9. In the chapter featuring Ebenezer, we learn of a girl with long hair who previously walked through the market and whom Ebenezer sees arguing on the day of the riots. Did you have any sense in that moment that the girl was Vivek, and if so, what made you think that? If not, when did it become clear? In what way did this method of storytelling inform your ideas of how Vivek presented and how acceptable it was to others?

10. "You keep talking as if he belonged to you, just because you were his mother, but he didn’t. He didn’t belong to anybody but himself," Somto tells Kavita when the group of friends goes to visit her. Do you think Somto is right in saying this about Kavita, and if so, is she right to bring it up then? How does possessiveness play into our relationships with the dead? How about our relationship with our friends?

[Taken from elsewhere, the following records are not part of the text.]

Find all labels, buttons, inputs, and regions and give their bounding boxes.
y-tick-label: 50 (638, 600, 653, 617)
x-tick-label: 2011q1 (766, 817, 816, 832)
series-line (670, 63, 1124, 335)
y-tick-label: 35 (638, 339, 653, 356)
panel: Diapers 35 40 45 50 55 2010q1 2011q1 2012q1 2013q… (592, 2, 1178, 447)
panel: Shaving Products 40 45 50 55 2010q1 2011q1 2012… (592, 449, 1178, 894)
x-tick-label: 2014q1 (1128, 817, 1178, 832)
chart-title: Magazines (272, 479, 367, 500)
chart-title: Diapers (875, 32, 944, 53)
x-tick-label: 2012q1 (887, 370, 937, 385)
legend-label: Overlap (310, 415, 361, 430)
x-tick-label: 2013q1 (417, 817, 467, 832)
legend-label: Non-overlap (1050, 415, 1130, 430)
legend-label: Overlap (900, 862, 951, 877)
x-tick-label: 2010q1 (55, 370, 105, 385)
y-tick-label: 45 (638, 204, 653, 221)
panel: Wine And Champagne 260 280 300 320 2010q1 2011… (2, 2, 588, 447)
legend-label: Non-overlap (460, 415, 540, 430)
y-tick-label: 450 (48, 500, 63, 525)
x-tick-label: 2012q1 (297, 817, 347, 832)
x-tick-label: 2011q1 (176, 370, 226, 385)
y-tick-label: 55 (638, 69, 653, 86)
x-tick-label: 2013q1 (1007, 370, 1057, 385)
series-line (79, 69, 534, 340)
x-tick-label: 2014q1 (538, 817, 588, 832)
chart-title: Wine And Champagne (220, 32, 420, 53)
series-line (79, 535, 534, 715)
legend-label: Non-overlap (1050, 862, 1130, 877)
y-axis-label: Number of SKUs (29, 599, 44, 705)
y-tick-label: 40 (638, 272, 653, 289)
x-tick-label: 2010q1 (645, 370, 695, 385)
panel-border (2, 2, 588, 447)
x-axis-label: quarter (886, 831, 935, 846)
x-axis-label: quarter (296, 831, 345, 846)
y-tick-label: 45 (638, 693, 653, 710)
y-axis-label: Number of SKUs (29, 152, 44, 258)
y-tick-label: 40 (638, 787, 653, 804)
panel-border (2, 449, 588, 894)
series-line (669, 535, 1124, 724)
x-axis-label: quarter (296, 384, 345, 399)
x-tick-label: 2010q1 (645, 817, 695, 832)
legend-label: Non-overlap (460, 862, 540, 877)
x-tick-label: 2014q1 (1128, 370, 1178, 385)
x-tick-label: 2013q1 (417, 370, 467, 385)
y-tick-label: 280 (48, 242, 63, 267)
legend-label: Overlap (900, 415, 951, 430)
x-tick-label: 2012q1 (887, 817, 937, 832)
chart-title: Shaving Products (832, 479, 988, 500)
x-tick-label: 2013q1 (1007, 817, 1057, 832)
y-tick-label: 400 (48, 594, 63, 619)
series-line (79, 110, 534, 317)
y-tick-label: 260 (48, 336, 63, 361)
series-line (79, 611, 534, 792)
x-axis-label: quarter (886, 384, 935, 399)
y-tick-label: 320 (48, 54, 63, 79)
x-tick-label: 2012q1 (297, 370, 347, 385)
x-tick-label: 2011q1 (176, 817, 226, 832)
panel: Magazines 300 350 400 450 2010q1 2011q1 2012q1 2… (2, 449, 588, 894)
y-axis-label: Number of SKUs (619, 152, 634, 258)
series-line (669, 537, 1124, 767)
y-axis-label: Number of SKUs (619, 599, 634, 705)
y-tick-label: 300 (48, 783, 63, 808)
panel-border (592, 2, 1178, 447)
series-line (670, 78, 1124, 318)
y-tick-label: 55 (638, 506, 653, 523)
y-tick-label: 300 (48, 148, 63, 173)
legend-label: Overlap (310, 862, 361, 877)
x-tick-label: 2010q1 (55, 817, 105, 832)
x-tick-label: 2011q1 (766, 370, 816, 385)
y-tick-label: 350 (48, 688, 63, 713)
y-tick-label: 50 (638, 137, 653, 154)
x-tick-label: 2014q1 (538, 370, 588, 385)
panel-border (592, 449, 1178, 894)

11. After meeting with the "children," Kavita decides that Vivek’s gravestone should display the other name he was going by, Nnemdi. Does this prove Kavita’s acceptance of Vivek, even if it comes too late? How did this shape your understanding of Vivek’s identity? Did the connection between Ahunna and Vivek resonate with your beliefs on family, inheritance, and reincarnation?

12. At the end of the book, we learn that Vivek died after fighting with Osita, not at the hands of rioting strangers. Were you surprised by this final reveal? Do you agree with Osita that Vivek would have stayed safe and alive if only he had kept his dresses within the "bubble" of Juju’s room? How does this last bit of information shape your feelings about Osita and your ideas of whom Vivek was most under threat from?